Can I Offer the IRS an Amount to Settle My Taxes?

We get asked this question a lot – can I offer the IRS an amount and they’ll just cut out the penalties and interest? Unfortunately, no – there is no mechanism or process in place to just call the IRS, offer a large payment, and get everything reduced. Many people think just offering a large lump sum will

Don’t understand this wrong – you CAN get a settlement, but it’s not in the informal way that most people think is possible. There are three major ways to reduce your prior taxes (already assessed) with the IRS.

Offer in Compromise – Doubt as to Collectability

This program deserves its entire article of its own. This is the closest thing to what people may think of when it comes down to settling the IRS a lump sum of money for a settlement. However, there are a lot of conditions to this program – if you have a large amount of assets or too high of income, you will not qualify.

If you do qualify, there are many different strategies to be able to have a successful Offer in Compromise. What is an Offer in Compromise? This is a formal process, through a Form 433-A (OIC) and Form 656, where you list all your assets, income, liabilities, and expenses and show the IRS that you will never be able to pay them back within the 10-year collection statute (the IRS has 10 years to collect on a debt once it’s been assessed).

If you have any back taxes which need to be filed, you may need to get caught up on those unfiled years (unless an ‘substitute for return’ has been filed) before you are able to file for an Offer in Compromise. Assuming you have filed all back taxes, and your income/assets are low enough, you could save a major percentage of what you owe – the IRS would rather get something than nothing at all or to risk losing out in periods where you can never pay them back.

Penalty Abatement

Another way to lower your tax liability is through a penalty abatement. In some cases, a first-time penalty abatement can be obtained without compiling large amounts of documentation, support, and arguing for a reasonable cause abatement. However, if you have had repeated penalties in multiple years, you may not be able to get a first-time penalty abatement unless it is for the oldest year in question.

A penalty abatement based on reasonable cause is more difficult to obtain but it can done. The IRS has guidelines on what is necessary to obtain penalty relief. The best resource, in our opinion, is reading from the IRS handbook directly (called the Internal Revenue Manual) and then trying to use their own guidelines to obtain the necessary reasonable cause penalty abatement. Reasonable cause can be granted for death, serious illness, unavoidable absence, natural disasters, inability to obtain records, mistakes/errors, erroneous advice from a professional; it is more difficult or unlikely to obtain reasonable cause for ignorance of the law or forgetfulness.
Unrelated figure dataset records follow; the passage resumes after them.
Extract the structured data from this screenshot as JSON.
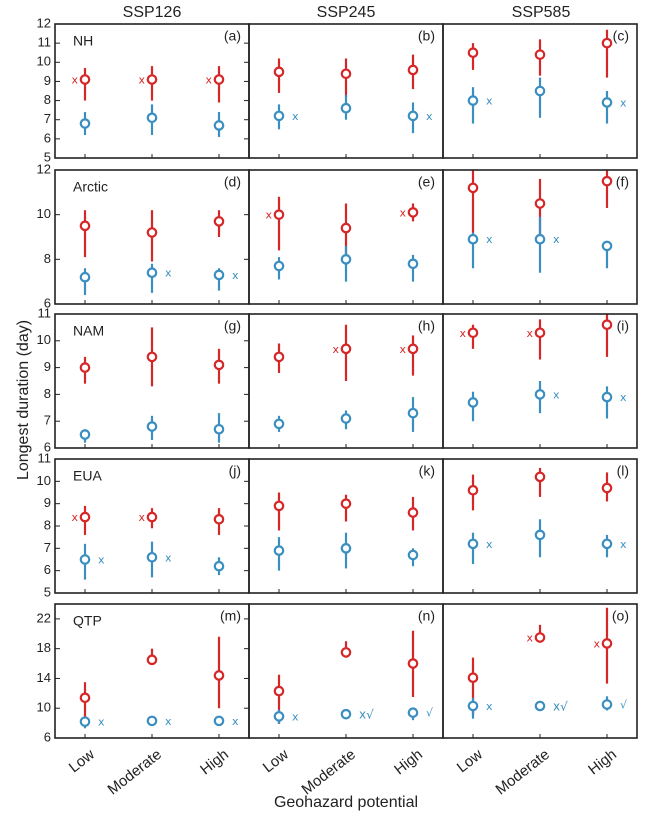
{
  "figure": {
    "columns": [
      "SSP126",
      "SSP245",
      "SSP585"
    ],
    "ylabel": "Longest duration (day)",
    "xlabel": "Geohazard potential",
    "categories": [
      "Low",
      "Moderate",
      "High"
    ],
    "colors": {
      "red": "#d62728",
      "blue": "#3a8fc0",
      "frame": "#222222",
      "text": "#222222"
    }
  },
  "chart_data": [
    {
      "type": "scatter",
      "panel": "(a)",
      "region": "NH",
      "scenario": "SSP126",
      "ylim": [
        5,
        12
      ],
      "yticks": [
        5,
        6,
        7,
        8,
        9,
        10,
        11,
        12
      ],
      "series": [
        {
          "name": "red",
          "values": [
            9.1,
            9.1,
            9.1
          ],
          "lo": [
            8.0,
            8.0,
            7.9
          ],
          "hi": [
            9.7,
            9.8,
            9.8
          ],
          "mark": [
            "x",
            "x",
            "x"
          ]
        },
        {
          "name": "blue",
          "values": [
            6.8,
            7.1,
            6.7
          ],
          "lo": [
            6.2,
            6.2,
            6.1
          ],
          "hi": [
            7.4,
            7.8,
            7.4
          ],
          "mark": [
            "",
            "",
            ""
          ]
        }
      ]
    },
    {
      "type": "scatter",
      "panel": "(b)",
      "region": "",
      "scenario": "SSP245",
      "ylim": [
        5,
        12
      ],
      "yticks": [
        5,
        6,
        7,
        8,
        9,
        10,
        11,
        12
      ],
      "series": [
        {
          "name": "red",
          "values": [
            9.5,
            9.4,
            9.6
          ],
          "lo": [
            8.4,
            8.2,
            8.6
          ],
          "hi": [
            10.2,
            10.2,
            10.4
          ],
          "mark": [
            "",
            "",
            ""
          ]
        },
        {
          "name": "blue",
          "values": [
            7.2,
            7.6,
            7.2
          ],
          "lo": [
            6.5,
            7.0,
            6.3
          ],
          "hi": [
            7.8,
            8.3,
            7.9
          ],
          "mark": [
            "x",
            "",
            "x"
          ]
        }
      ]
    },
    {
      "type": "scatter",
      "panel": "(c)",
      "region": "",
      "scenario": "SSP585",
      "ylim": [
        5,
        12
      ],
      "yticks": [
        5,
        6,
        7,
        8,
        9,
        10,
        11,
        12
      ],
      "series": [
        {
          "name": "red",
          "values": [
            10.5,
            10.4,
            11.0
          ],
          "lo": [
            9.6,
            9.3,
            9.2
          ],
          "hi": [
            11.0,
            11.2,
            11.7
          ],
          "mark": [
            "",
            "",
            ""
          ]
        },
        {
          "name": "blue",
          "values": [
            8.0,
            8.5,
            7.9
          ],
          "lo": [
            6.8,
            7.1,
            6.8
          ],
          "hi": [
            8.7,
            9.2,
            8.5
          ],
          "mark": [
            "x",
            "",
            "x"
          ]
        }
      ]
    },
    {
      "type": "scatter",
      "panel": "(d)",
      "region": "Arctic",
      "scenario": "SSP126",
      "ylim": [
        6,
        12
      ],
      "yticks": [
        6,
        8,
        10,
        12
      ],
      "series": [
        {
          "name": "red",
          "values": [
            9.5,
            9.2,
            9.7
          ],
          "lo": [
            8.1,
            7.9,
            9.0
          ],
          "hi": [
            10.2,
            10.2,
            10.2
          ],
          "mark": [
            "",
            "",
            ""
          ]
        },
        {
          "name": "blue",
          "values": [
            7.2,
            7.4,
            7.3
          ],
          "lo": [
            6.4,
            6.5,
            6.6
          ],
          "hi": [
            7.6,
            7.8,
            7.6
          ],
          "mark": [
            "",
            "x",
            "x"
          ]
        }
      ]
    },
    {
      "type": "scatter",
      "panel": "(e)",
      "region": "",
      "scenario": "SSP245",
      "ylim": [
        6,
        12
      ],
      "yticks": [
        6,
        8,
        10,
        12
      ],
      "series": [
        {
          "name": "red",
          "values": [
            10.0,
            9.4,
            10.1
          ],
          "lo": [
            8.4,
            7.9,
            9.7
          ],
          "hi": [
            10.8,
            10.5,
            10.5
          ],
          "mark": [
            "x",
            "",
            "x"
          ]
        },
        {
          "name": "blue",
          "values": [
            7.7,
            8.0,
            7.8
          ],
          "lo": [
            7.1,
            7.0,
            7.0
          ],
          "hi": [
            8.1,
            8.6,
            8.2
          ],
          "mark": [
            "",
            "",
            ""
          ]
        }
      ]
    },
    {
      "type": "scatter",
      "panel": "(f)",
      "region": "",
      "scenario": "SSP585",
      "ylim": [
        6,
        12
      ],
      "yticks": [
        6,
        8,
        10,
        12
      ],
      "series": [
        {
          "name": "red",
          "values": [
            11.2,
            10.5,
            11.5
          ],
          "lo": [
            9.2,
            9.0,
            10.3
          ],
          "hi": [
            12.0,
            11.6,
            12.0
          ],
          "mark": [
            "",
            "",
            ""
          ]
        },
        {
          "name": "blue",
          "values": [
            8.9,
            8.9,
            8.6
          ],
          "lo": [
            7.6,
            7.4,
            7.6
          ],
          "hi": [
            9.2,
            9.9,
            8.8
          ],
          "mark": [
            "x",
            "x",
            ""
          ]
        }
      ]
    },
    {
      "type": "scatter",
      "panel": "(g)",
      "region": "NAM",
      "scenario": "SSP126",
      "ylim": [
        6,
        11
      ],
      "yticks": [
        6,
        7,
        8,
        9,
        10,
        11
      ],
      "series": [
        {
          "name": "red",
          "values": [
            9.0,
            9.4,
            9.1
          ],
          "lo": [
            8.4,
            8.3,
            8.4
          ],
          "hi": [
            9.4,
            10.5,
            9.7
          ],
          "mark": [
            "",
            "",
            ""
          ]
        },
        {
          "name": "blue",
          "values": [
            6.5,
            6.8,
            6.7
          ],
          "lo": [
            6.2,
            6.3,
            6.2
          ],
          "hi": [
            6.7,
            7.2,
            7.3
          ],
          "mark": [
            "",
            "",
            ""
          ]
        }
      ]
    },
    {
      "type": "scatter",
      "panel": "(h)",
      "region": "",
      "scenario": "SSP245",
      "ylim": [
        6,
        11
      ],
      "yticks": [
        6,
        7,
        8,
        9,
        10,
        11
      ],
      "series": [
        {
          "name": "red",
          "values": [
            9.4,
            9.7,
            9.7
          ],
          "lo": [
            8.8,
            8.5,
            8.7
          ],
          "hi": [
            9.9,
            10.6,
            10.2
          ],
          "mark": [
            "",
            "x",
            "x"
          ]
        },
        {
          "name": "blue",
          "values": [
            6.9,
            7.1,
            7.3
          ],
          "lo": [
            6.6,
            6.7,
            6.6
          ],
          "hi": [
            7.2,
            7.4,
            7.9
          ],
          "mark": [
            "",
            "",
            ""
          ]
        }
      ]
    },
    {
      "type": "scatter",
      "panel": "(i)",
      "region": "",
      "scenario": "SSP585",
      "ylim": [
        6,
        11
      ],
      "yticks": [
        6,
        7,
        8,
        9,
        10,
        11
      ],
      "series": [
        {
          "name": "red",
          "values": [
            10.3,
            10.3,
            10.6
          ],
          "lo": [
            9.7,
            9.3,
            9.4
          ],
          "hi": [
            10.6,
            10.8,
            11.0
          ],
          "mark": [
            "x",
            "x",
            ""
          ]
        },
        {
          "name": "blue",
          "values": [
            7.7,
            8.0,
            7.9
          ],
          "lo": [
            7.0,
            7.3,
            7.1
          ],
          "hi": [
            8.1,
            8.5,
            8.3
          ],
          "mark": [
            "",
            "x",
            "x"
          ]
        }
      ]
    },
    {
      "type": "scatter",
      "panel": "(j)",
      "region": "EUA",
      "scenario": "SSP126",
      "ylim": [
        5,
        11
      ],
      "yticks": [
        5,
        6,
        7,
        8,
        9,
        10,
        11
      ],
      "series": [
        {
          "name": "red",
          "values": [
            8.4,
            8.4,
            8.3
          ],
          "lo": [
            7.6,
            7.9,
            7.6
          ],
          "hi": [
            8.9,
            8.8,
            8.8
          ],
          "mark": [
            "x",
            "x",
            ""
          ]
        },
        {
          "name": "blue",
          "values": [
            6.5,
            6.6,
            6.2
          ],
          "lo": [
            5.6,
            5.7,
            5.8
          ],
          "hi": [
            7.2,
            7.3,
            6.6
          ],
          "mark": [
            "x",
            "x",
            ""
          ]
        }
      ]
    },
    {
      "type": "scatter",
      "panel": "(k)",
      "region": "",
      "scenario": "SSP245",
      "ylim": [
        5,
        11
      ],
      "yticks": [
        5,
        6,
        7,
        8,
        9,
        10,
        11
      ],
      "series": [
        {
          "name": "red",
          "values": [
            8.9,
            9.0,
            8.6
          ],
          "lo": [
            7.8,
            8.2,
            7.8
          ],
          "hi": [
            9.5,
            9.4,
            9.3
          ],
          "mark": [
            "",
            "",
            ""
          ]
        },
        {
          "name": "blue",
          "values": [
            6.9,
            7.0,
            6.7
          ],
          "lo": [
            6.0,
            6.1,
            6.2
          ],
          "hi": [
            7.5,
            7.7,
            7.0
          ],
          "mark": [
            "",
            "",
            ""
          ]
        }
      ]
    },
    {
      "type": "scatter",
      "panel": "(l)",
      "region": "",
      "scenario": "SSP585",
      "ylim": [
        5,
        11
      ],
      "yticks": [
        5,
        6,
        7,
        8,
        9,
        10,
        11
      ],
      "series": [
        {
          "name": "red",
          "values": [
            9.6,
            10.2,
            9.7
          ],
          "lo": [
            8.7,
            9.3,
            9.1
          ],
          "hi": [
            10.3,
            10.6,
            10.4
          ],
          "mark": [
            "",
            "",
            ""
          ]
        },
        {
          "name": "blue",
          "values": [
            7.2,
            7.6,
            7.2
          ],
          "lo": [
            6.3,
            6.6,
            6.6
          ],
          "hi": [
            7.7,
            8.3,
            7.6
          ],
          "mark": [
            "x",
            "",
            "x"
          ]
        }
      ]
    },
    {
      "type": "scatter",
      "panel": "(m)",
      "region": "QTP",
      "scenario": "SSP126",
      "ylim": [
        6,
        24
      ],
      "yticks": [
        6,
        10,
        14,
        18,
        22
      ],
      "series": [
        {
          "name": "red",
          "values": [
            11.4,
            16.5,
            14.4
          ],
          "lo": [
            7.5,
            16.0,
            10.0
          ],
          "hi": [
            13.5,
            18.0,
            19.6
          ],
          "mark": [
            "",
            "",
            ""
          ]
        },
        {
          "name": "blue",
          "values": [
            8.2,
            8.3,
            8.3
          ],
          "lo": [
            7.3,
            7.9,
            7.8
          ],
          "hi": [
            8.8,
            8.7,
            8.6
          ],
          "mark": [
            "x",
            "x",
            "x"
          ]
        }
      ]
    },
    {
      "type": "scatter",
      "panel": "(n)",
      "region": "",
      "scenario": "SSP245",
      "ylim": [
        6,
        24
      ],
      "yticks": [
        6,
        10,
        14,
        18,
        22
      ],
      "series": [
        {
          "name": "red",
          "values": [
            12.3,
            17.5,
            16.0
          ],
          "lo": [
            7.9,
            16.8,
            11.5
          ],
          "hi": [
            14.5,
            19.0,
            20.4
          ],
          "mark": [
            "",
            "",
            ""
          ]
        },
        {
          "name": "blue",
          "values": [
            8.9,
            9.2,
            9.4
          ],
          "lo": [
            7.9,
            8.8,
            8.4
          ],
          "hi": [
            9.8,
            9.6,
            10.1
          ],
          "mark": [
            "x",
            "x√",
            "√"
          ]
        }
      ]
    },
    {
      "type": "scatter",
      "panel": "(o)",
      "region": "",
      "scenario": "SSP585",
      "ylim": [
        6,
        24
      ],
      "yticks": [
        6,
        10,
        14,
        18,
        22
      ],
      "series": [
        {
          "name": "red",
          "values": [
            14.1,
            19.5,
            18.7
          ],
          "lo": [
            9.1,
            18.8,
            13.3
          ],
          "hi": [
            16.8,
            21.2,
            23.5
          ],
          "mark": [
            "",
            "x",
            "x"
          ]
        },
        {
          "name": "blue",
          "values": [
            10.3,
            10.3,
            10.5
          ],
          "lo": [
            8.6,
            9.8,
            9.7
          ],
          "hi": [
            11.4,
            10.7,
            11.6
          ],
          "mark": [
            "x",
            "x√",
            "√"
          ]
        }
      ]
    }
  ]
}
Filing a Replacement to a Substitute for Return

In some cases, the a taxpayer may avoid filing a certain year. The IRS uses available information to file on that taxpayer’s behalf. This is called a substitute for return. Authority for this is granted to the IRS by Internal Revenue Code 6020(b). This usually results in the worst possible tax filing for a Taxpayer – they will be given a default filing status of Single (even if married or if they have dependents); will not be granted any deductions, no expenses will be provided for business income, and you can be left with the highest possible tax.

We file tax returns in many cases for our clients to replace a Substitute for Return (also known as a “SFR”). This can significantly reduce taxes owed by a significant sum – commonly for older tax years, we reduce tax balances by thousands of tens of thousands of dollars. In one case, we reduced a Taxpayer’s balance from over $2 million dollars to less than $75,000 due to multiple years of SFRs replaced by actual tax filings (they were trading stocks – SFRs make it so the IRS assumes you have zero cost in selling a stock).


These are just some of the ways you can reduce your tax liability – but not conclusive of every possible way to reduce a tax liability. There are other programs such as an Offer in Compromise, Doubt as to Liability or even by, in some cases, waiting out the clock (due to a ten-year statute of limitations for the IRS to collect on a debt).